Nonviolent resistance is like the roots of a tree planted on a rock. However soft they may seem, the roots will eventually penetrate the solid rock to give water to the leaves, so the tree can live. Like that, nonviolent resistance can penetrate physical power.

This way of resisting will spread. It is the duty of every Palestinian to see that it spreads throughout all of Palestine. It is not a matter of nationalism or any other “ism” or ideology but of human values. We want to take the conflict away from nationalism to the frame of true values.

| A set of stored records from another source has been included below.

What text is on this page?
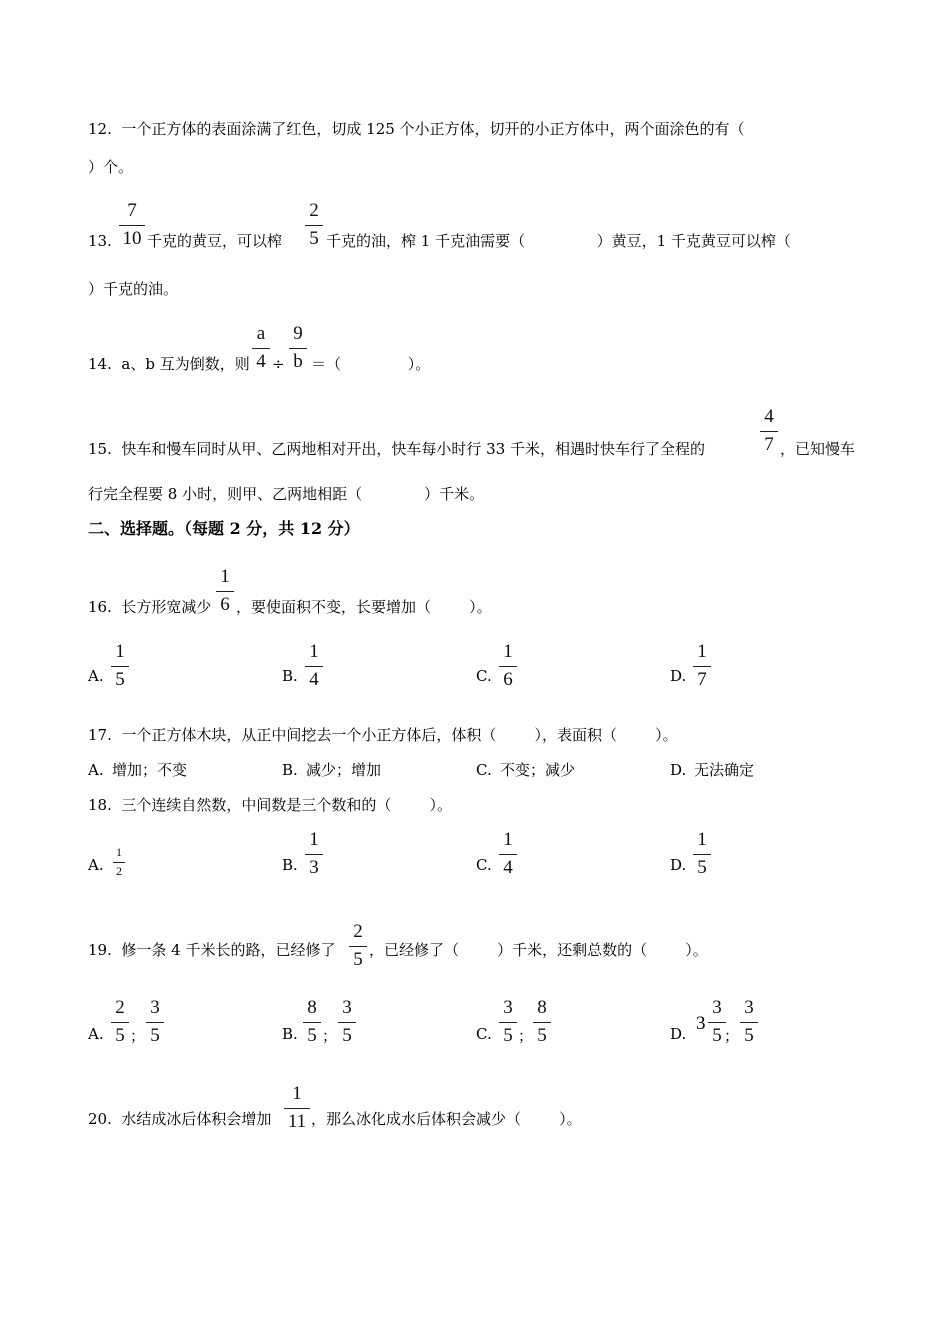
12.  一个正方体的表面涂满了红色，切成 125 个小正方体，切开的小正方体中，两个面涂色的有（
）个。
13.
7
10 千克的黄豆，可以榨
2
5 千克的油，榨 1 千克油需要（               ）黄豆，1 千克黄豆可以榨（
）千克的油。
14.  a、b 互为倒数，则
a
4 ÷
9
b ＝（              ）。
15.  快车和慢车同时从甲、乙两地相对开出，快车每小时行 33 千米，相遇时快车行了全程的
4
7 ，已知慢车
行完全程要 8 小时，则甲、乙两地相距（             ）千米。
二、选择题。（每题 2 分，共 12 分）
16.  长方形宽减少
1
6 ，要使面积不变，长要增加（        ）。
A.
1
5	B.
1
4	C.
1
6	D.
1
7
17.  一个正方体木块，从正中间挖去一个小正方体后，体积（        ），表面积（        ）。
A. 增加；不变	B. 减少；增加	C. 不变；减少	D. 无法确定
18.  三个连续自然数，中间数是三个数和的（        ）。
A.
1
2	B.
1
3	C.
1
4	D.
1
5
19.  修一条 4 千米长的路，已经修了
2
5 ，已经修了（        ）千米，还剩总数的（        ）。
A.
2
5 ；
3
5	B.
8
5 ；
3
5	C.
3
5 ；
8
5	D. 3
3
5 ；
3
5
20.  水结成冰后体积会增加
1
11 ，那么冰化成水后体积会减少（        ）。
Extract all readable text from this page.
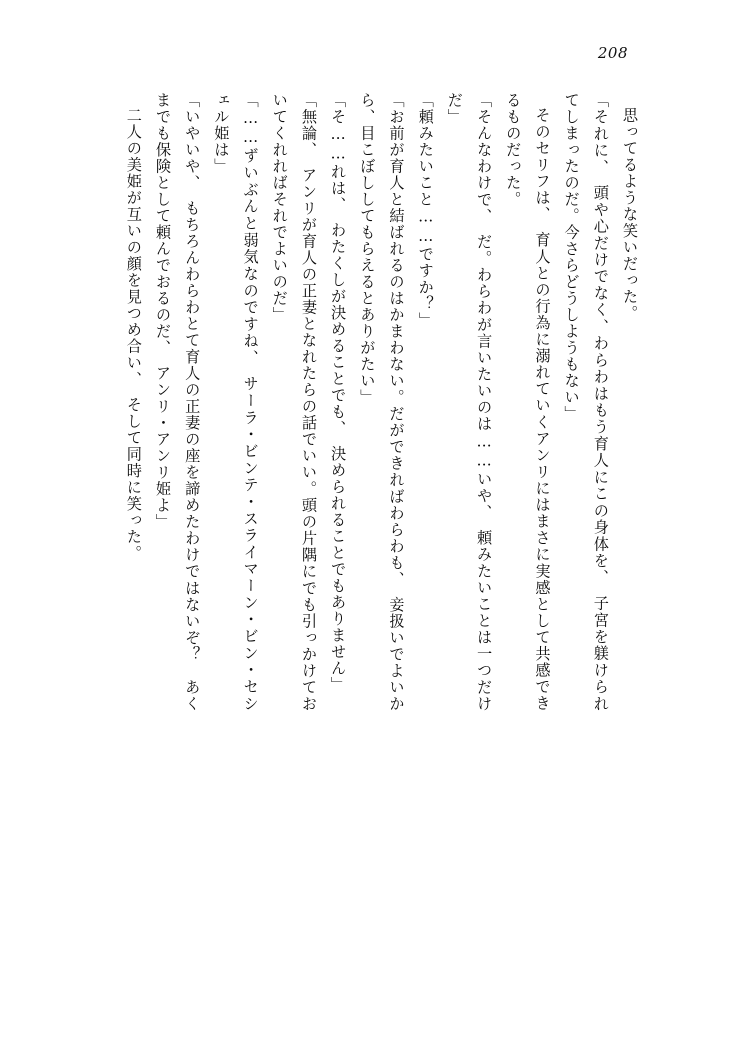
208

思ってるような笑いだった。

「それに、　頭や心だけでなく、わらわはもう育人にこの身体を、　子宮を躾けられてしまったのだ。今さらどうしようもない」

そのセリフは、　育人との行為に溺れていくアンリにはまさに実感として共感できるものだった。

「そんなわけで、　だ。わらわが言いたいのは……いや、　頼みたいことは一つだけだ」

「頼みたいこと……ですか？」

「お前が育人と結ばれるのはかまわない。だができればわらわも、　妾扱いでよいから、目こぼししてもらえるとありがたい」

「そ……れは、　わたくしが決めることでも、　決められることでもありません」

「無論、　アンリが育人の正妻となれたらの話でいい。頭の片隅にでも引っかけておいてくれればそれでよいのだ」

「……ずいぶんと弱気なのですね、　サーラ・ビンテ・スライマーン・ビン・セシェル姫は」

「いやいや、　もちろんわらわとて育人の正妻の座を諦めたわけではないぞ？　あくまでも保険として頼んでおるのだ、　アンリ・アンリ姫よ」

二人の美姫が互いの顔を見つめ合い、　そして同時に笑った。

Today the Palestinian street is a practical school of nonviolence. We are practicing. My eight children are practicing nonviolence, and like them there are a hundred in every village—a new army that believes in nonviolence as the only, the right and practical way to go. If they see someone throwing stones or any other form of violence, they will stop them. Nonviolence is our future.

His is one voice of many. Of course, such people are not alone in the field; there are still those in Palestine who are committed to armed resistance. The occupation feeds off such familiar modes and fosters them by its inherent injustice. Both films reviewed here provide graphic illustrations of this harsh equation. Clearly, there is a choice to be made, however much Israelis may cling to the weary catch-all phrase ein berera, “no alternative.” No one should delude themselves into thinking that the Israeli government, like all its recent predecessors, is not deliberately opting for the more violent, and tragic, choice.